Drought-Stricken Texas Town Taps Urine For Water
An anonymous reader writes "Texas is in the midst of a drought so severe that local water management teams have decided to distribute reclaimed wastewater (aka urine). The Colorado River Municipal Water District in West Texas has broken ground on a $13 million plant that will capture treated wastewater and ready it for redistribution. After being run through microfilters and undergoing reverse osmosis, slimy sewage is cleansed with peroxide and ultraviolet light. This intense process ensures that any pharmaceuticals and carcinogens are removed, and that the H2O stands up to drinking water regulations."
About bloody time that some city in the US starts doing this. Did you know that the outflow from the Los Angeles sewage treatment plant is actually cleaner than the water that they pump (at ridiculous cost) over the mountains to the potable water intake?
The capital of Botswana has been doing this since the 1960s. Nice to know that Texas is finally catching up to sub-Saharan Africa.
"Think about how stupid the average person is. Now, realise that half of them are dumber than that." - George Carlin
They should bottle and market it. First we had astronaut ice cream. Now we have astronaut water!

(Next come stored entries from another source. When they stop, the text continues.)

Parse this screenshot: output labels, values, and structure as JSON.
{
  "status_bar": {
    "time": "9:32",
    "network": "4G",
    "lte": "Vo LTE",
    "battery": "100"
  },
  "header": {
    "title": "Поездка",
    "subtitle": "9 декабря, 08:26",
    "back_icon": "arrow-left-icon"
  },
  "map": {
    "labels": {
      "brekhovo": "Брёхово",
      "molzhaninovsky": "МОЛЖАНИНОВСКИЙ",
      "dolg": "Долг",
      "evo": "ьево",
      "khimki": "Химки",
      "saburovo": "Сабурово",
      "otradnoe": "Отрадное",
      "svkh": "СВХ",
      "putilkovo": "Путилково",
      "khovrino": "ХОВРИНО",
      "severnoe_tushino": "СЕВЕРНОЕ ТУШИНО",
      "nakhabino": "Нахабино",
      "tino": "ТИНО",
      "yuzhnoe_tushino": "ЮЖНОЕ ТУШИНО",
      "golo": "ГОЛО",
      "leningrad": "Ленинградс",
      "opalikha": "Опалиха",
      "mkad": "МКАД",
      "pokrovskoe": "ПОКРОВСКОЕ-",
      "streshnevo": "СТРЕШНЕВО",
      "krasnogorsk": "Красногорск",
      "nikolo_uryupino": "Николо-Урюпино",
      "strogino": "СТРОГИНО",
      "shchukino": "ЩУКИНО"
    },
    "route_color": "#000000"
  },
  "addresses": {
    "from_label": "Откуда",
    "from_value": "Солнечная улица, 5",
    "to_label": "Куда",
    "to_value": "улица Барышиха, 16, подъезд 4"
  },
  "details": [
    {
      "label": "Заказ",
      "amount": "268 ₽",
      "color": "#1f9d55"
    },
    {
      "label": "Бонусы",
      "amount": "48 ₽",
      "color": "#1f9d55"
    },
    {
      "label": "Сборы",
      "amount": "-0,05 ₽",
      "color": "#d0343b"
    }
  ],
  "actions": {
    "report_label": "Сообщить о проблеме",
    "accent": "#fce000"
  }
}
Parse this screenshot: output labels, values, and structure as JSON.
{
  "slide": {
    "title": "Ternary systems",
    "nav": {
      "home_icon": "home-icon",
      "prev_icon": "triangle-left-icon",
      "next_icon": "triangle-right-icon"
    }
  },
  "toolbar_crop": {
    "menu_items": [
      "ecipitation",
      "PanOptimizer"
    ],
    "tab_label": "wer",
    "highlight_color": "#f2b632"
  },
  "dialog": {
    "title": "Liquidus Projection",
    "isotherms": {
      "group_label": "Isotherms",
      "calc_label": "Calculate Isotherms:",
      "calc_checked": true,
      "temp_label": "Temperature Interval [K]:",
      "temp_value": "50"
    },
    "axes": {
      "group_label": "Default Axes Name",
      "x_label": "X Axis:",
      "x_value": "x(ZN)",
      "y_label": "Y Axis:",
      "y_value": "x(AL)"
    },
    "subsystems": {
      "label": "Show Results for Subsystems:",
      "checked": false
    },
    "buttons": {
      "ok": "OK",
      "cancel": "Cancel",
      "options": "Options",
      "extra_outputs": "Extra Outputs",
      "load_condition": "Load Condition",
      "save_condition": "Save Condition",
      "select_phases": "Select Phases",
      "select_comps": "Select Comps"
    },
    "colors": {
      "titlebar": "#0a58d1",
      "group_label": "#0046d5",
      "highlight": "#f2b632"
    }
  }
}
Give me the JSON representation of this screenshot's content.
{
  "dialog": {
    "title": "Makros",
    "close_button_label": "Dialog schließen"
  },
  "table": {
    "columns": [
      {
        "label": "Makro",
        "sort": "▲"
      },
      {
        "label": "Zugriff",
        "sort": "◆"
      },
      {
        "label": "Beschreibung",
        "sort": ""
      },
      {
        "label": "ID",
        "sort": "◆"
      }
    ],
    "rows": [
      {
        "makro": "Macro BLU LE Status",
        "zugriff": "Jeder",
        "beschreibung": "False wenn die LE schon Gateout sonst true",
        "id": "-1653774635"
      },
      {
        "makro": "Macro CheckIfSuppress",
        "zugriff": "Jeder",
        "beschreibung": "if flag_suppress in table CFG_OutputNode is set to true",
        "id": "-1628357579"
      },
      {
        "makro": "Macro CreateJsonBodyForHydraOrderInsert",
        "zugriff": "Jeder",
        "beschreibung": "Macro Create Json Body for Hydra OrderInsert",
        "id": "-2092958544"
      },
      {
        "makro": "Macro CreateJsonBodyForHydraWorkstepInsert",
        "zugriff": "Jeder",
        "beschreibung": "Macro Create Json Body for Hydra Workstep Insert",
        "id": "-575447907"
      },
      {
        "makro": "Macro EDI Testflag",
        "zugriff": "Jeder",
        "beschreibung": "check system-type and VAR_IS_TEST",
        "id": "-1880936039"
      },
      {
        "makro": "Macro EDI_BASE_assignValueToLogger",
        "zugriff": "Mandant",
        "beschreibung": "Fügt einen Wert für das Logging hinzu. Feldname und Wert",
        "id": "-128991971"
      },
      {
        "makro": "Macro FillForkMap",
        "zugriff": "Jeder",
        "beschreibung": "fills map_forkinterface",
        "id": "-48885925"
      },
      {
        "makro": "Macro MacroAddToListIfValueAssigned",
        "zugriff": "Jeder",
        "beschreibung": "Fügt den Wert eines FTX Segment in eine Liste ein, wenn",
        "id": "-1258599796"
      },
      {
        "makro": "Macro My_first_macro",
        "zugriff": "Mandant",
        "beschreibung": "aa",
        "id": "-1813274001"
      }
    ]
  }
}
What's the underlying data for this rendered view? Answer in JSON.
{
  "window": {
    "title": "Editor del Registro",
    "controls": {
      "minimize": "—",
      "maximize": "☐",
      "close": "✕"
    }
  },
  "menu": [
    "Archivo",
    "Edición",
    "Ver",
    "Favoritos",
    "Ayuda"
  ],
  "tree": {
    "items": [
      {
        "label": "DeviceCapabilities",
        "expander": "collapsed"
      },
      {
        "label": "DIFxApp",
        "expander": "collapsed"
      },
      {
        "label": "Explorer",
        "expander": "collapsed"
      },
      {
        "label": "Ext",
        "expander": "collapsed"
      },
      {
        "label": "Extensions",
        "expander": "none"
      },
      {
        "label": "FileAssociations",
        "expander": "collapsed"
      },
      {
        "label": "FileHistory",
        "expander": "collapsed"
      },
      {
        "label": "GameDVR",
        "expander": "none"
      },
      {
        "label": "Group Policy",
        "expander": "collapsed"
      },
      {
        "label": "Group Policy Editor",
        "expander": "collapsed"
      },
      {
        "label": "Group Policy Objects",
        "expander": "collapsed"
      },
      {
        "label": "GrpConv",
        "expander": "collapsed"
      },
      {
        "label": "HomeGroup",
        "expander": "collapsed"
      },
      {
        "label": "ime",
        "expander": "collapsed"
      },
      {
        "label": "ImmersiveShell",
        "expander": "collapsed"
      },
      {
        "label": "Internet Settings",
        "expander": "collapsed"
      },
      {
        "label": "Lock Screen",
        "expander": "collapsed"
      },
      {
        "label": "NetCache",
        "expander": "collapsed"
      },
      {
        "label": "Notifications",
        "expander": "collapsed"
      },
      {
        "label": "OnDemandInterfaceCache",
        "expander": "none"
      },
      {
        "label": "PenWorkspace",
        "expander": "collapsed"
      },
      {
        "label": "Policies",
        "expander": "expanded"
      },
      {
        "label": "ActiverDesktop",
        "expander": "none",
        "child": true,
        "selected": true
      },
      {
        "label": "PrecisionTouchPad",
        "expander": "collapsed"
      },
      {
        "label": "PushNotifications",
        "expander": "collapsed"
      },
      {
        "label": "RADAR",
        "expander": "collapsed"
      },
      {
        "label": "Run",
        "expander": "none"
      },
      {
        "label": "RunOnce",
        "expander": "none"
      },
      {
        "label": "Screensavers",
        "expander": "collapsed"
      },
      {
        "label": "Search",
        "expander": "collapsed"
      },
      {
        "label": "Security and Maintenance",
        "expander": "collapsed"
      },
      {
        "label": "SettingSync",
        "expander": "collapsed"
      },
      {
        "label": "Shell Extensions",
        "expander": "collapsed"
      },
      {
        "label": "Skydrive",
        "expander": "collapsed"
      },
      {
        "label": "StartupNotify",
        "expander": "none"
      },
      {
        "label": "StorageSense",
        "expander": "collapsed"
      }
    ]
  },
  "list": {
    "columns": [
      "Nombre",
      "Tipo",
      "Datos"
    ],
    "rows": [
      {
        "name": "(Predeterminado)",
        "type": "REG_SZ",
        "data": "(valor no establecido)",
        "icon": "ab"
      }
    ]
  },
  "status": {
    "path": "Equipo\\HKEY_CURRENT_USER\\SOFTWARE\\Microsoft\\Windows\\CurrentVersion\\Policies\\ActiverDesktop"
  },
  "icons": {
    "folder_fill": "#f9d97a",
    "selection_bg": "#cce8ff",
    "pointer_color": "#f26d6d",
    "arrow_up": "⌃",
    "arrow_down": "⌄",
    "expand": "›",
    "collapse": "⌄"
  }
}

It's amazing to me that this type of thing only gets implemented due to a crisis when it should be obvious from the get go that developing and improving the methods of recycling and reclamation should always be part of the way we do anything.
Not everywhere...
I'm currently sitting less than a mile upwind of one of the great lakes... The energy requirement for this sewage filtration process has a far larger environmental impact than just regular sewage treatment combined with pumping a bit more water out of the lake. We could probably reduce out draw out of the lake 50% with this technology, at the mere cost of kilotons of extra fly ash and mercury dumped into the lake from our coalburners ... the same lake we're getting our drinking water out of...
California / desert SW solutions are not appropriate everywhere. If anything, on average, east of the mississippi river, we have way too much fresh water and need to focus tech on dealing with floods caused by rain. Much like fixing failing school systems or sick care systems, just dumping more money on the problem doesn't seem to help.
"Science flies us to the moon. Religion flies us into buildings." - Victor Stenger
And in Portland, they drain an entire reservoir after one guy takes a leak
http://www.upi.com/Odd_News/2011/06/16/Reservoir-drained-due-to-urine/UPI-10781308249177/
Have a Day!
South Africa, being a dry country, has been doing this for years. All sewage gets sent to treatment farms, where it is cleaned, and the water from it are then placed back in the river systems from where it is used for irrigation, drinking water and everything else - just like rain water.
South Africa also boasts that the water from the treatment plants are cleaner than rain water. My father is an electrical engineer and helped design one of the plants (the electrical systems obviously). The process is quite spectacular - and moreso than what is described here. For starters the first phase includes the sewage being cleaned by specially cultured bacteria to break it down, before chemical cleaning, filtering etc. step by step turns it back into pure H20.
The two main waste products from the process is methane and solid waste. The solid waste is used to create fertilizers. The methane is burned off (being a clean-burning gas) but quite a few people here have converted their cars to run on methane (any gasoline car can be converted) and fill up there - for the moment at least (since the demand is pretty low and they have massive amounts they need to get rid off) the sewage treatment farms don't even charge them. Fill up the car, no cost.
Unicode killed the ASCII-art *
Chanute, KS was the first in the US, from October 14th 1956 to March 14th, 1957. The water met microbial standards of the time, but was discontinued as soon as possible due to public acceptance.
Windhoek, the capital of the Republic of Namibia (Sahara desert) recycles about 30% of their water to supply a population of 300,000 residents. They started in 1968.
Not common, but far from a new idea.
What I find even more amusing are the people who are all "eww yuck" over stories about recycling urine for drinking, and then go on to consume an alcoholic beverage (aka, yeast urine).
"I'm not sure I like the fugnutish tone you used in your post!" -RogL (608926)-
Does it the water burn when it gets out the tap?
Only if your faucet has Gonorrhea. ;-)
People would probably be rather suspicious of the sudden increase of its quality.